Cryer-Coupet directs the Whole Dad Lab at NC State. The current study was part of a larger project that seeks to understand father, caregiver, and practitioner perspectives on father engagement in kinship care. The work was done with support from the Fatherhood Research and Practice Network and the Office of Family Programs in the U.S. Department of Health and Human Services’ Administration for Children and Families, under grant number 90PR0006.
Note to Editors: The study abstract follows.
“Father Involvement in Kinship Care: A Risk and Resilience Perspective”
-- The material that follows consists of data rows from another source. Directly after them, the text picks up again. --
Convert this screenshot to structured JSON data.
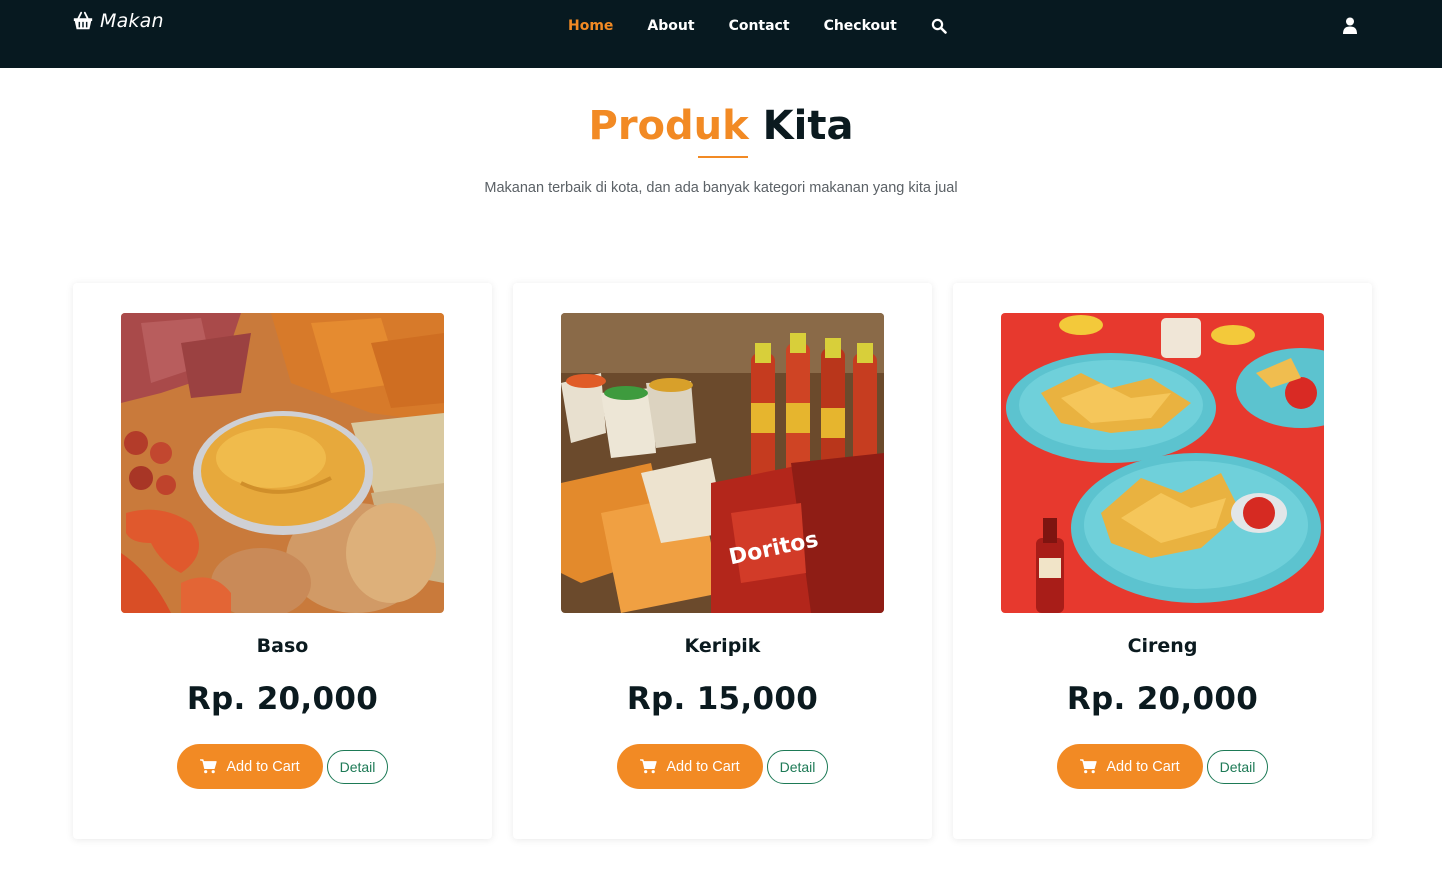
{
  "navbar": {
    "brand": "Makan",
    "brand_icon": "basket-icon",
    "links": [
      {
        "label": "Home",
        "active": true
      },
      {
        "label": "About",
        "active": false
      },
      {
        "label": "Contact",
        "active": false
      },
      {
        "label": "Checkout",
        "active": false
      }
    ],
    "search_icon": "search-icon",
    "user_icon": "user-icon"
  },
  "section": {
    "title_accent": "Produk",
    "title_rest": "Kita",
    "subtitle": "Makanan terbaik di kota, dan ada banyak kategori makanan yang kita jual"
  },
  "products": [
    {
      "name": "Baso",
      "price": "Rp. 20,000",
      "cart_label": "Add to Cart",
      "detail_label": "Detail"
    },
    {
      "name": "Keripik",
      "price": "Rp. 15,000",
      "cart_label": "Add to Cart",
      "detail_label": "Detail"
    },
    {
      "name": "Cireng",
      "price": "Rp. 20,000",
      "cart_label": "Add to Cart",
      "detail_label": "Detail"
    }
  ],
  "colors": {
    "navbar_bg": "#071920",
    "accent": "#f28a24",
    "detail_outline": "#1d7a56",
    "text_dark": "#0b1a1f"
  }
}
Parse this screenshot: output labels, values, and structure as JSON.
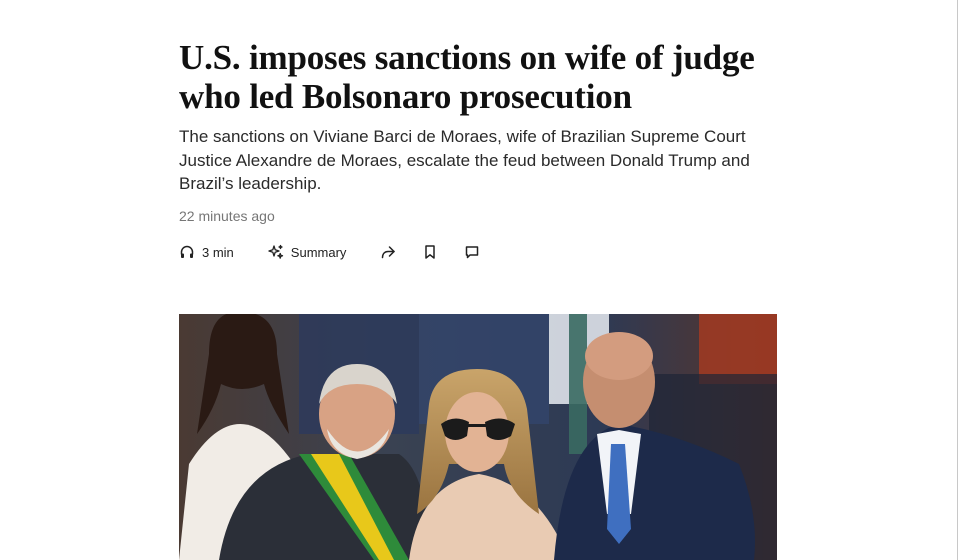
{
  "article": {
    "headline": "U.S. imposes sanctions on wife of judge who led Bolsonaro prosecution",
    "dek": "The sanctions on Viviane Barci de Moraes, wife of Brazilian Supreme Court Justice Alexandre de Moraes, escalate the feud between Donald Trump and Brazil’s leadership.",
    "timestamp": "22 minutes ago"
  },
  "toolbar": {
    "listen_label": "3 min",
    "listen_icon": "headphones-icon",
    "summary_label": "Summary",
    "summary_icon": "sparkle-icon",
    "share_icon": "share-arrow-icon",
    "save_icon": "bookmark-icon",
    "comment_icon": "comment-icon"
  },
  "photo": {
    "subject": "news-photo"
  }
}
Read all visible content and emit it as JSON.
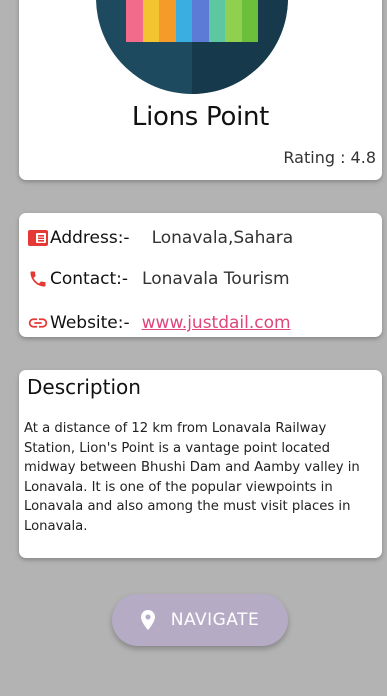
{
  "place": {
    "name": "Lions Point",
    "rating_text": "Rating : 4.8"
  },
  "logo": {
    "circle_color": "#1e4a5f",
    "stripe_colors": [
      "#f26b8a",
      "#f4c430",
      "#f49b2a",
      "#3aaee0",
      "#5b7bd6",
      "#5cc7a0",
      "#8fd14f",
      "#6bbf3a"
    ]
  },
  "info": {
    "address": {
      "icon": "address-card-icon",
      "label": "Address:-",
      "value": "Lonavala,Sahara"
    },
    "contact": {
      "icon": "phone-icon",
      "label": "Contact:-",
      "value": "Lonavala Tourism"
    },
    "website": {
      "icon": "link-icon",
      "label": "Website:-",
      "value": "www.justdail.com"
    }
  },
  "description": {
    "title": "Description",
    "body": "At a distance of 12 km from Lonavala Railway Station, Lion's Point is a vantage point located midway between Bhushi Dam and Aamby valley in Lonavala. It is one of the popular viewpoints in Lonavala and also among the must visit places in Lonavala."
  },
  "navigate": {
    "icon": "location-pin-icon",
    "label": "NAVIGATE"
  },
  "colors": {
    "background": "#b3b3b3",
    "accent_red": "#e53935",
    "link": "#e0457b",
    "button": "#b6abc4"
  }
}
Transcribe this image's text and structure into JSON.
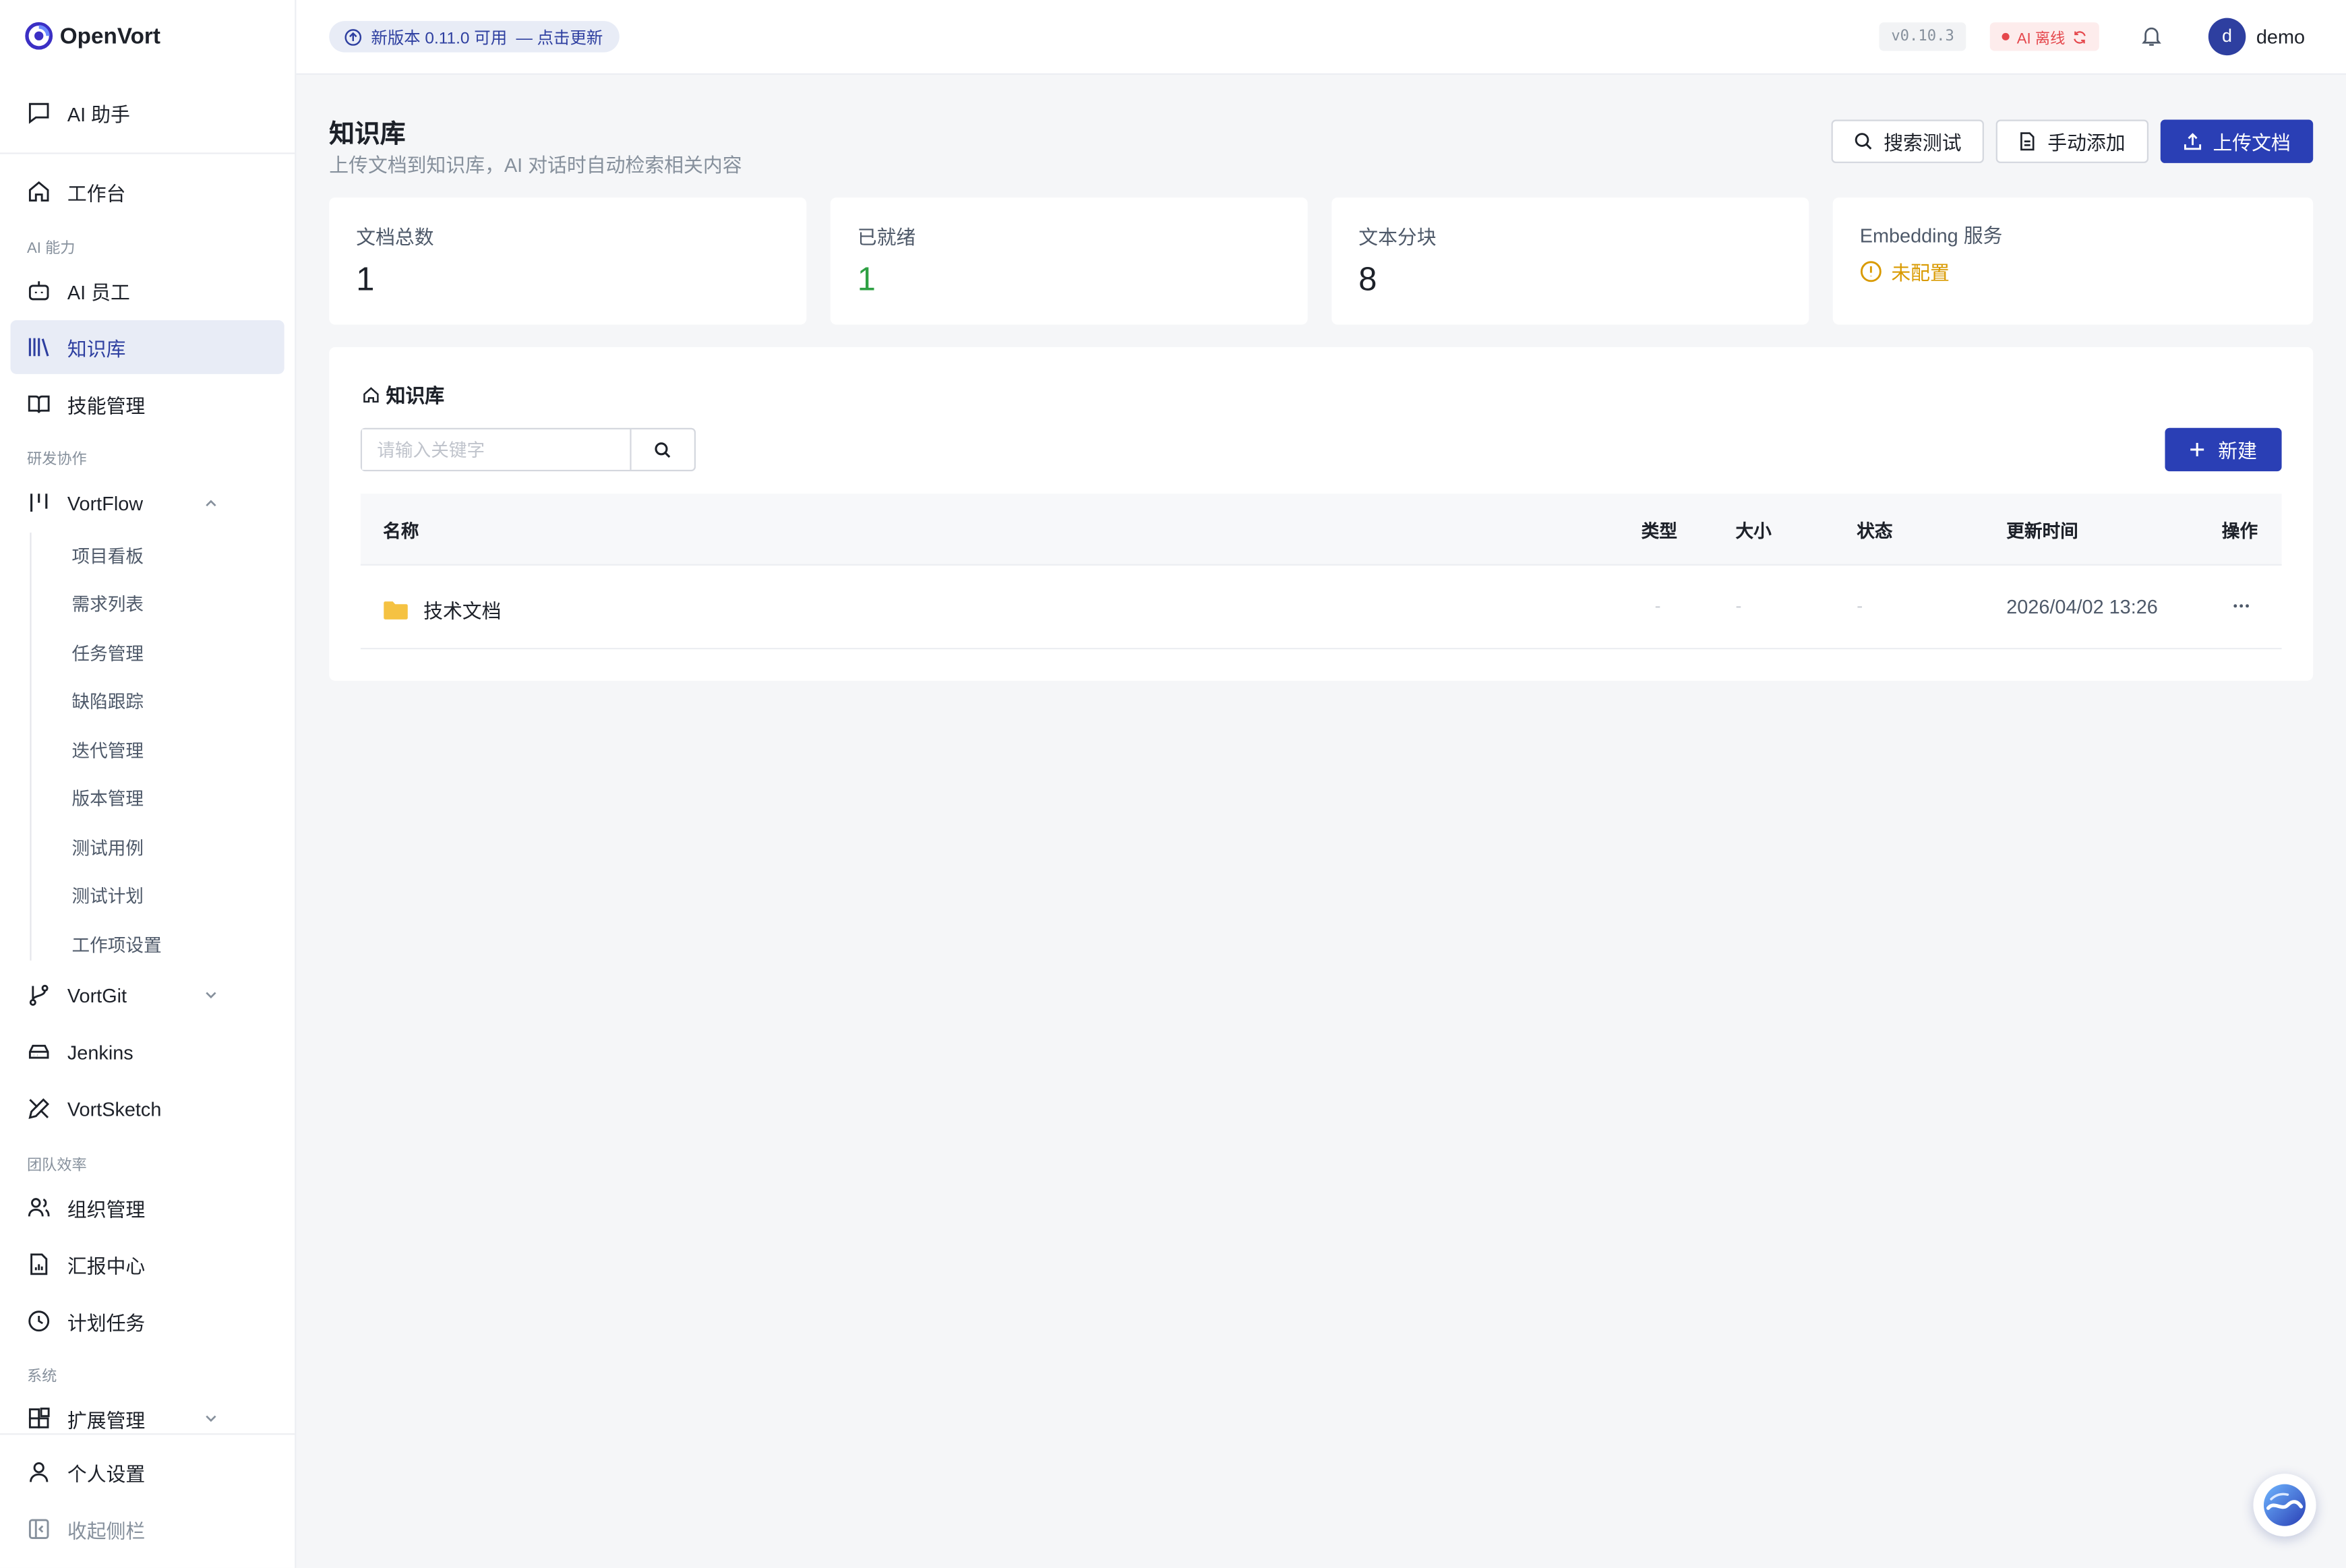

Authors: Stephen Gibson, Virginia Commonwealth University; Qiana R. Cryer-Coupet, Jerica Knox and Kimberly Field, North Carolina State University
Published: Aug. 13, Children and Youth Services Review
Abstract: Kinship care refers to familial arrangements where the primary caregiver(s) are biological relatives, godparents, or other fictive kin with strong bonds, raising children when the biological parents are unable. The majority of children living in a home with neither of their biological parents present are living in kinship care arrangements. Previous research has primarily focused on maternal involvement and experiences in kinship care; however, little is known about paternal access, engagement, and responsibility in these arrangements. Researchers and practitioners have identified factors that can serve as barriers and facilitators to fathers’ involvement in various contexts. The current study seeks to gain a better understanding of the experiences of fathers with children living in kinship care. To address these goals, we asked the two following questions: (1) What are fathers’ experiences regarding involvement with their children in kinship care arrangements? and (2) What are the common barriers and facilitators to fathers’ involvement in kinship care arrangements? Participants included 25 self-identified fathers of children living in kinship care arrangements. Findings suggest that relationship quality among father-child(ren) and father-caregiver, as well as paternal self-efficacy, each have implications for paternal involvement in kinship care. Continuing this line of research will provide support for enhancing father involvement in a manner that best supports child outcomes in kinship care.